Like many big shooters though, Epic decided to host a privatized Beta- an early access demo to the multiplayer component of Gears 3. Currently in Week 3, the beta has done far more than simply allow gamers to test the waters and enjoy themselves. The beta offers unique rewards to be unlocked in the full retail game. Included amongst this list of items are a unique Cole Train costume and Gold Retro Lancer skin. This incentive to play the beta is very enticing, though perhaps missing the point of a beta entirely. Betas are supposed to be used so gamers can express distaste or approval about certain aspects of a game prior to launch, so developers can hopefully fix what isn't liked before launch. With Gears 3 though, the unlocks are often times seen as the only reason to play in the first place.
Luckily in order to unlock most of these sought-after items, you have to play quite a bit of the beta itself. You'll be playing around 100 matches before you can consider the beta “complete.” While not everyone is a glitch-entrepreneur or bug testing expert, most gamers can at least establish what they like or hate about the game. As a fan of the series since Emergence Day though, I'm extremely pleased with the direction Epic is taking their game.
Notable changes to the gameplay are the addition of two new weapons you can choose at the start of each multiplayer match: the Retro Lancer and the Sawed-Off Shotgun. The Retro Lancer is obviously similar to the modern day Lancer Assault Rifle, though it lacks a chainsaw and instead has a more realistic bayonet. Instead of walking behind someone to execute them, you can perform a running charge with the bayonet to skewer enemies from behind. The rate of fire is also quickened and the range of fire was reduced. As opposed to the almost symbolic GoW Shotgun the Gnasher, the new Sawed-Off Shotgun has very limited range, but has extremely high damage output. In other words: a point blank shot will always kill your enemy, and this is balanced by a low ammo capacity and long reload times.
Other new weapons include the Digger Launcher, the Oneshot and Incendiary Grenades. The Digger Launcher essentially rewrites much of Gears logic as we're accustomed to. It fires an underground mine in a straight path, then upon reaching a wall or target pops out of the ground and explodes. Meaning that if you fire a digger at someone behind cover, it will ignore the cover and kill them. While it may sound overpowered or very “un-Gears like,” it fits right in and is something to look out for. The Oneshot is similar to the Mulcher and Mortar, as it is a heavy weapon with limited ammo and high damage. Basically though, it's a huge ass sniper rifle that literally kills anything in “Oneshot” regardless of where the bullet strikes. With only three shots total though, is it any more powerful than a Torque Bow in the hands of a gifted sniper? Finally the Incendiary Grenades are a new explosive weapon, that engulfs a small area in a rather lackluster flame- the Ink grenade returns as both the more powerful and interesting alternative.
For the beta at least, game types have been changed somewhat drastically for the franchise. Instead of the beloved Warzone and Execution, we have standard Team Deathmatch- which finally allows for a fun gametype including respawns. Capture the Leader was introduced, which is like a hybrid of Guardian and Submission from Gears of War 2. The final game type of the beta is Capture the Hill, which is like Annex except players are not required to stay within the hill's boundaries to score points.

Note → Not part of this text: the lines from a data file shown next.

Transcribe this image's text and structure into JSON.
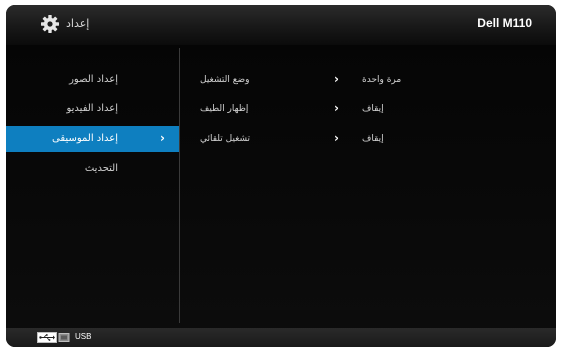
{
  "header": {
    "title": "إعداد",
    "model": "Dell M110",
    "icon": "gear-icon"
  },
  "sidebar": {
    "items": [
      {
        "label": "إعداد الصور"
      },
      {
        "label": "إعداد الفيديو"
      },
      {
        "label": "إعداد الموسيقى",
        "chevron": "›",
        "selected": true
      },
      {
        "label": "التحديث"
      }
    ]
  },
  "settings": [
    {
      "label": "وضع التشغيل",
      "chevron": "›",
      "value": "مرة واحدة"
    },
    {
      "label": "إظهار الطيف",
      "chevron": "›",
      "value": "إيقاف"
    },
    {
      "label": "تشغيل تلقائي",
      "chevron": "›",
      "value": "إيقاف"
    }
  ],
  "footer": {
    "source_label": "USB",
    "icon": "usb-icon"
  },
  "colors": {
    "accent": "#0e7fc0",
    "background": "#000000",
    "text": "#d4d4d4"
  }
}
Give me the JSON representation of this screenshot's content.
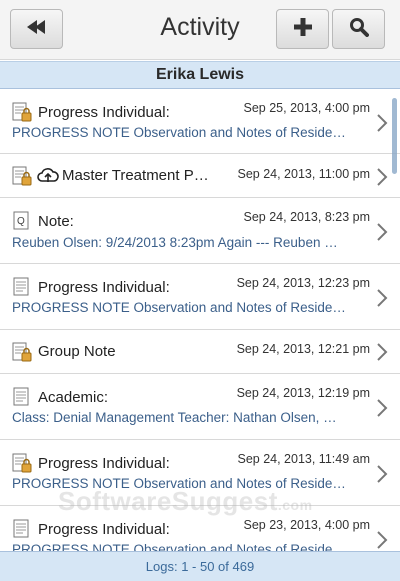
{
  "header": {
    "title": "Activity",
    "back_icon": "back-arrow-icon",
    "add_icon": "plus-icon",
    "search_icon": "search-icon"
  },
  "patient_name": "Erika Lewis",
  "rows": [
    {
      "icon": "locked-document-icon",
      "title": "Progress Individual:",
      "date": "Sep 25, 2013, 4:00 pm",
      "subtitle": "PROGRESS NOTE Observation and Notes of Reside…"
    },
    {
      "icon": "locked-document-icon",
      "extra_icon": "cloud-upload-icon",
      "title": "Master Treatment P…",
      "date": "Sep 24, 2013, 11:00 pm",
      "subtitle": ""
    },
    {
      "icon": "quick-note-icon",
      "title": "Note:",
      "date": "Sep 24, 2013, 8:23 pm",
      "subtitle": "Reuben Olsen: 9/24/2013 8:23pm Again --- Reuben …"
    },
    {
      "icon": "document-icon",
      "title": "Progress Individual:",
      "date": "Sep 24, 2013, 12:23 pm",
      "subtitle": "PROGRESS NOTE Observation and Notes of Reside…"
    },
    {
      "icon": "locked-document-icon",
      "title": "Group Note",
      "date": "Sep 24, 2013, 12:21 pm",
      "subtitle": ""
    },
    {
      "icon": "document-icon",
      "title": "Academic:",
      "date": "Sep 24, 2013, 12:19 pm",
      "subtitle": "Class: Denial Management Teacher: Nathan Olsen, …"
    },
    {
      "icon": "locked-document-icon",
      "title": "Progress Individual:",
      "date": "Sep 24, 2013, 11:49 am",
      "subtitle": "PROGRESS NOTE Observation and Notes of Reside…"
    },
    {
      "icon": "document-icon",
      "title": "Progress Individual:",
      "date": "Sep 23, 2013, 4:00 pm",
      "subtitle": "PROGRESS NOTE Observation and Notes of Reside…"
    }
  ],
  "footer": {
    "text": "Logs: 1 - 50 of 469"
  },
  "watermark": {
    "main": "SoftwareSuggest",
    "suffix": ".com"
  }
}
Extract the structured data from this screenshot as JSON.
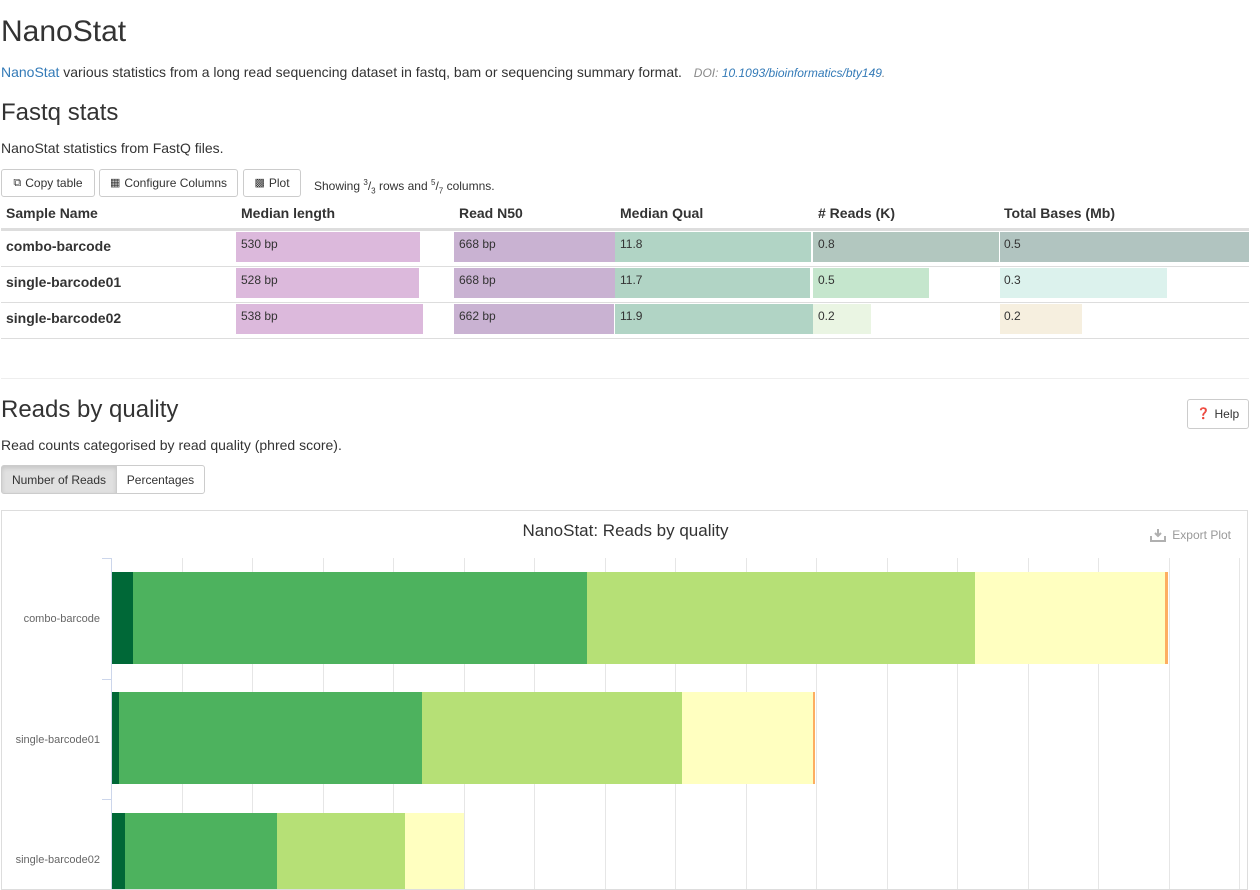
{
  "title": "NanoStat",
  "intro": {
    "link_text": "NanoStat",
    "text": " various statistics from a long read sequencing dataset in fastq, bam or sequencing summary format.",
    "doi_label": "DOI: ",
    "doi_link": "10.1093/bioinformatics/bty149",
    "doi_suffix": "."
  },
  "fastq": {
    "heading": "Fastq stats",
    "description": "NanoStat statistics from FastQ files.",
    "buttons": {
      "copy": "Copy table",
      "configure": "Configure Columns",
      "plot": "Plot"
    },
    "showing": {
      "prefix": "Showing ",
      "rows_shown": "3",
      "rows_total": "3",
      "mid": " rows and ",
      "cols_shown": "5",
      "cols_total": "7",
      "suffix": " columns."
    },
    "columns": [
      "Sample Name",
      "Median length",
      "Read N50",
      "Median Qual",
      "# Reads (K)",
      "Total Bases (Mb)"
    ],
    "column_colors": [
      "",
      "#dcb9dc",
      "#c9b2d2",
      "#b1d4c5",
      "#b2cec0",
      "#b1c8c0"
    ],
    "rows": [
      {
        "sample": "combo-barcode",
        "median_length": "530 bp",
        "read_n50": "668 bp",
        "median_qual": "11.8",
        "reads_k": "0.8",
        "total_bases": "0.5",
        "fill": {
          "median_length": 0.985,
          "read_n50": 1.0,
          "median_qual": 0.99,
          "reads_k": 1.0,
          "total_bases": 1.0
        },
        "colors": {
          "reads_k": "#b2c7bf",
          "total_bases": "#b1c4c0"
        }
      },
      {
        "sample": "single-barcode01",
        "median_length": "528 bp",
        "read_n50": "668 bp",
        "median_qual": "11.7",
        "reads_k": "0.5",
        "total_bases": "0.3",
        "fill": {
          "median_length": 0.981,
          "read_n50": 1.0,
          "median_qual": 0.983,
          "reads_k": 0.625,
          "total_bases": 0.67
        },
        "colors": {
          "reads_k": "#c5e6cd",
          "total_bases": "#dcf2ed"
        }
      },
      {
        "sample": "single-barcode02",
        "median_length": "538 bp",
        "read_n50": "662 bp",
        "median_qual": "11.9",
        "reads_k": "0.2",
        "total_bases": "0.2",
        "fill": {
          "median_length": 1.0,
          "read_n50": 0.991,
          "median_qual": 1.0,
          "reads_k": 0.31,
          "total_bases": 0.33
        },
        "colors": {
          "reads_k": "#eaf5e3",
          "total_bases": "#f6efdf"
        }
      }
    ]
  },
  "quality": {
    "heading": "Reads by quality",
    "help_label": "Help",
    "description": "Read counts categorised by read quality (phred score).",
    "tab_reads": "Number of Reads",
    "tab_percent": "Percentages",
    "export_label": "Export Plot"
  },
  "chart_data": {
    "type": "bar",
    "orientation": "horizontal",
    "stacked": true,
    "title": "NanoStat: Reads by quality",
    "categories": [
      "combo-barcode",
      "single-barcode01",
      "single-barcode02"
    ],
    "series": [
      {
        "color": "#006837",
        "values": [
          15,
          5,
          9
        ]
      },
      {
        "color": "#4db25e",
        "values": [
          322,
          215,
          108
        ]
      },
      {
        "color": "#b6e076",
        "values": [
          275,
          184,
          91
        ]
      },
      {
        "color": "#ffffc0",
        "values": [
          135,
          93,
          42
        ]
      },
      {
        "color": "#fdae61",
        "values": [
          2,
          1,
          0
        ]
      }
    ],
    "grid": true,
    "legend": "none"
  }
}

In terms of ridiculous changes or overhauls, Gears 3 doesn't feel all-too different than Gears 2. The graphics are wonderful, both as an in-game aspect and the artistic styling of menus. The multiplayer also feels much more modern, as you're required to unlock unique executions, characters, and weapon skins by completing certain requirements. “Ribbons” and “Medals” can also be unlocked by performing well, which rewards additional experience. This new unlock system keeps the multiplayer fresh and addicting without completely ripping off of Call of Duty 4 like so many games have attempted already.

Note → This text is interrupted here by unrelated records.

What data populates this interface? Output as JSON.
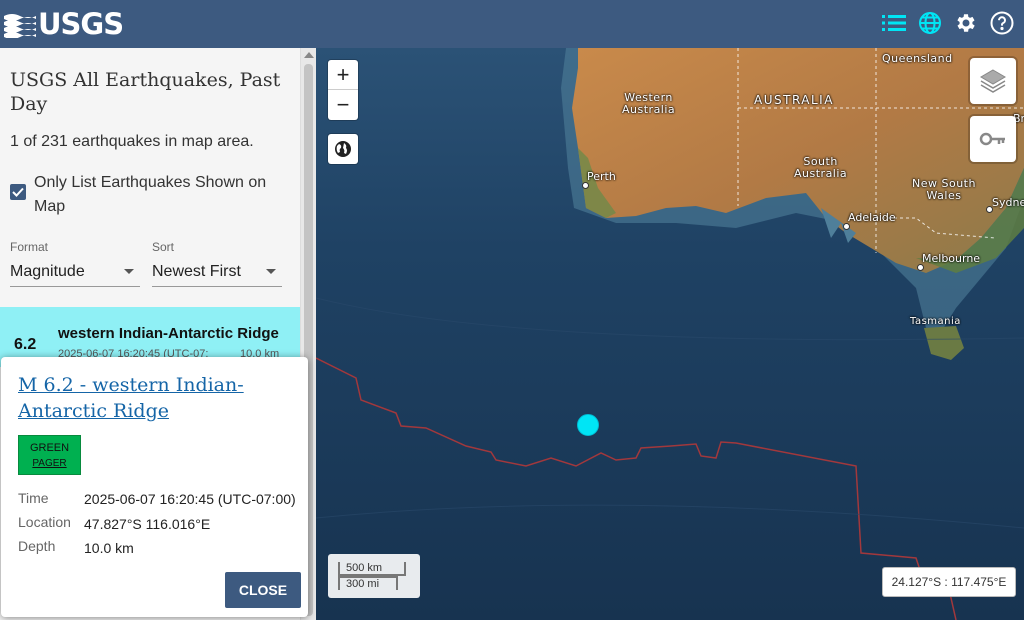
{
  "header": {
    "logo_text": "USGS",
    "icons": [
      "list-icon",
      "globe-icon",
      "gear-icon",
      "help-icon"
    ],
    "bg_color": "#3d5a80",
    "active_color": "#00e5f5"
  },
  "sidebar": {
    "title": "USGS All Earthquakes, Past Day",
    "count_text": "1 of 231 earthquakes in map area.",
    "only_list_label": "Only List Earthquakes Shown on Map",
    "only_list_checked": true,
    "format": {
      "label": "Format",
      "value": "Magnitude"
    },
    "sort": {
      "label": "Sort",
      "value": "Newest First"
    },
    "list": [
      {
        "magnitude": "6.2",
        "place": "western Indian-Antarctic Ridge",
        "time": "2025-06-07 16:20:45 (UTC-07:",
        "depth": "10.0 km",
        "highlight_color": "#8ff0f5"
      }
    ]
  },
  "map": {
    "labels": {
      "western_australia": "Western\nAustralia",
      "australia": "AUSTRALIA",
      "queensland": "Queensland",
      "south_australia": "South\nAustralia",
      "new_south_wales": "New South\nWales",
      "tasmania": "Tasmania"
    },
    "cities": {
      "perth": "Perth",
      "adelaide": "Adelaide",
      "melbourne": "Melbourne",
      "sydney": "Sydne",
      "brisbane": "Br"
    },
    "scale": {
      "km": "500 km",
      "mi": "300 mi"
    },
    "coords": "24.127°S : 117.475°E",
    "zoom_in": "+",
    "zoom_out": "−"
  },
  "popup": {
    "title": "M 6.2 - western Indian-Antarctic Ridge",
    "pager_line1": "GREEN",
    "pager_line2": "PAGER",
    "pager_color": "#00b050",
    "time_label": "Time",
    "time_value": "2025-06-07 16:20:45 (UTC-07:00)",
    "location_label": "Location",
    "location_value": "47.827°S 116.016°E",
    "depth_label": "Depth",
    "depth_value": "10.0 km",
    "close_label": "CLOSE"
  }
}
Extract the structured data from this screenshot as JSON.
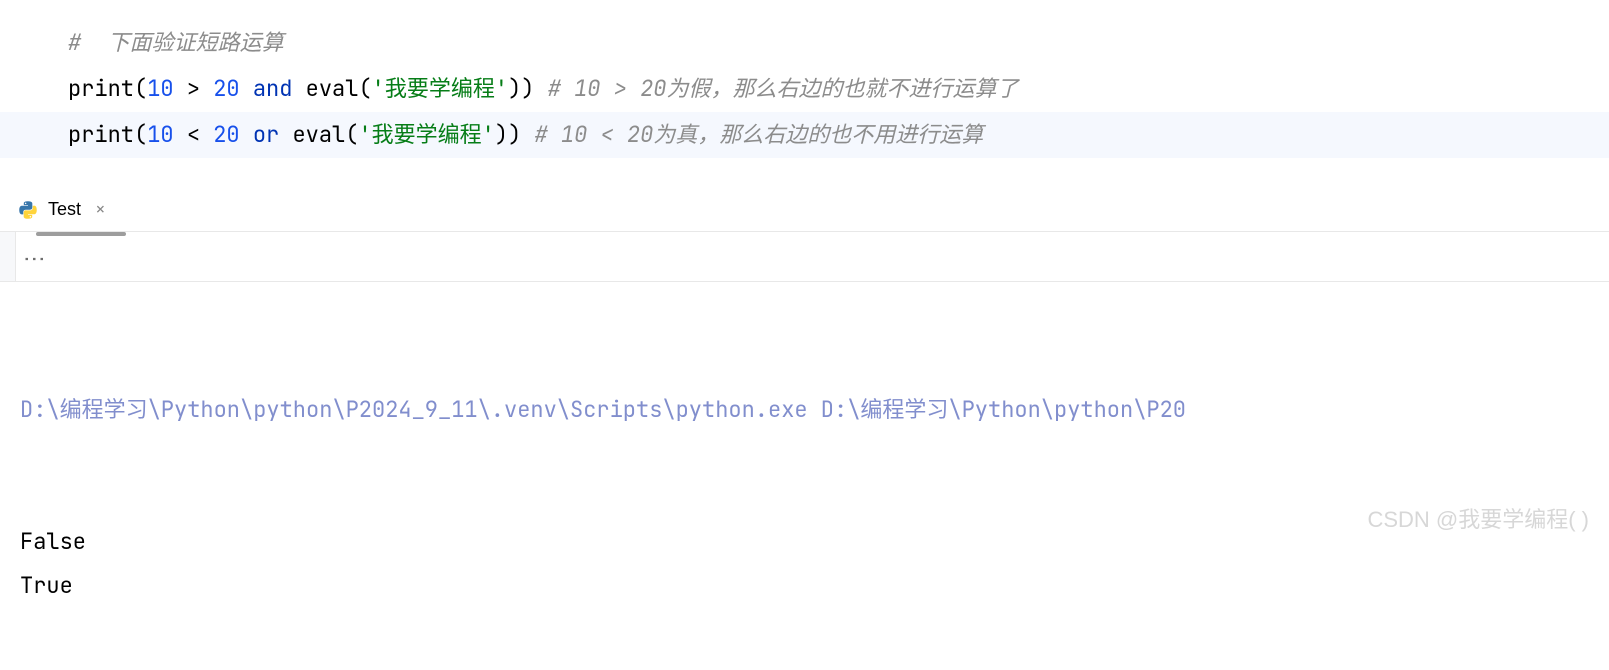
{
  "editor": {
    "lines": [
      {
        "highlighted": false,
        "tokens": [
          {
            "cls": "comment",
            "text": "#  下面验证短路运算"
          }
        ]
      },
      {
        "highlighted": false,
        "tokens": [
          {
            "cls": "func",
            "text": "print"
          },
          {
            "cls": "paren",
            "text": "("
          },
          {
            "cls": "number",
            "text": "10"
          },
          {
            "cls": "operator",
            "text": " > "
          },
          {
            "cls": "number",
            "text": "20"
          },
          {
            "cls": "operator",
            "text": " "
          },
          {
            "cls": "keyword",
            "text": "and"
          },
          {
            "cls": "operator",
            "text": " "
          },
          {
            "cls": "func",
            "text": "eval"
          },
          {
            "cls": "paren",
            "text": "("
          },
          {
            "cls": "string",
            "text": "'我要学编程'"
          },
          {
            "cls": "paren",
            "text": "))"
          },
          {
            "cls": "operator",
            "text": " "
          },
          {
            "cls": "comment",
            "text": "# 10 > 20为假，那么右边的也就不进行运算了"
          }
        ]
      },
      {
        "highlighted": true,
        "tokens": [
          {
            "cls": "func",
            "text": "print"
          },
          {
            "cls": "paren",
            "text": "("
          },
          {
            "cls": "number",
            "text": "10"
          },
          {
            "cls": "operator",
            "text": " < "
          },
          {
            "cls": "number",
            "text": "20"
          },
          {
            "cls": "operator",
            "text": " "
          },
          {
            "cls": "keyword",
            "text": "or"
          },
          {
            "cls": "operator",
            "text": " "
          },
          {
            "cls": "func",
            "text": "eval"
          },
          {
            "cls": "paren",
            "text": "("
          },
          {
            "cls": "string",
            "text": "'我要学编程'"
          },
          {
            "cls": "paren",
            "text": "))"
          },
          {
            "cls": "operator",
            "text": " "
          },
          {
            "cls": "comment",
            "text": "# 10 < 20为真，那么右边的也不用进行运算"
          }
        ]
      }
    ]
  },
  "tab": {
    "label": "Test",
    "icon": "python-icon"
  },
  "console": {
    "command": "D:\\编程学习\\Python\\python\\P2024_9_11\\.venv\\Scripts\\python.exe D:\\编程学习\\Python\\python\\P20",
    "output": [
      "False",
      "True"
    ]
  },
  "watermark": "CSDN @我要学编程(    )"
}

While I was never quite concerned, I'm confident I'll be buying Gears of War 3 on day one. Not because I'm some rabid Xbox fanboy who only purchases the major Microsoft titles, but because it is legitimately a good game. Though the beta doesn't allow me to speak for the single player portion of Gears 3, I'm quite confident that the online multiplayer is packed with enough quality to warrant the purchase alone. For gamers wishing to hop in on the beta late you can pre-order Gears 3 at GameStop, or wait for the upcoming free passes offered by your friends already in the beta.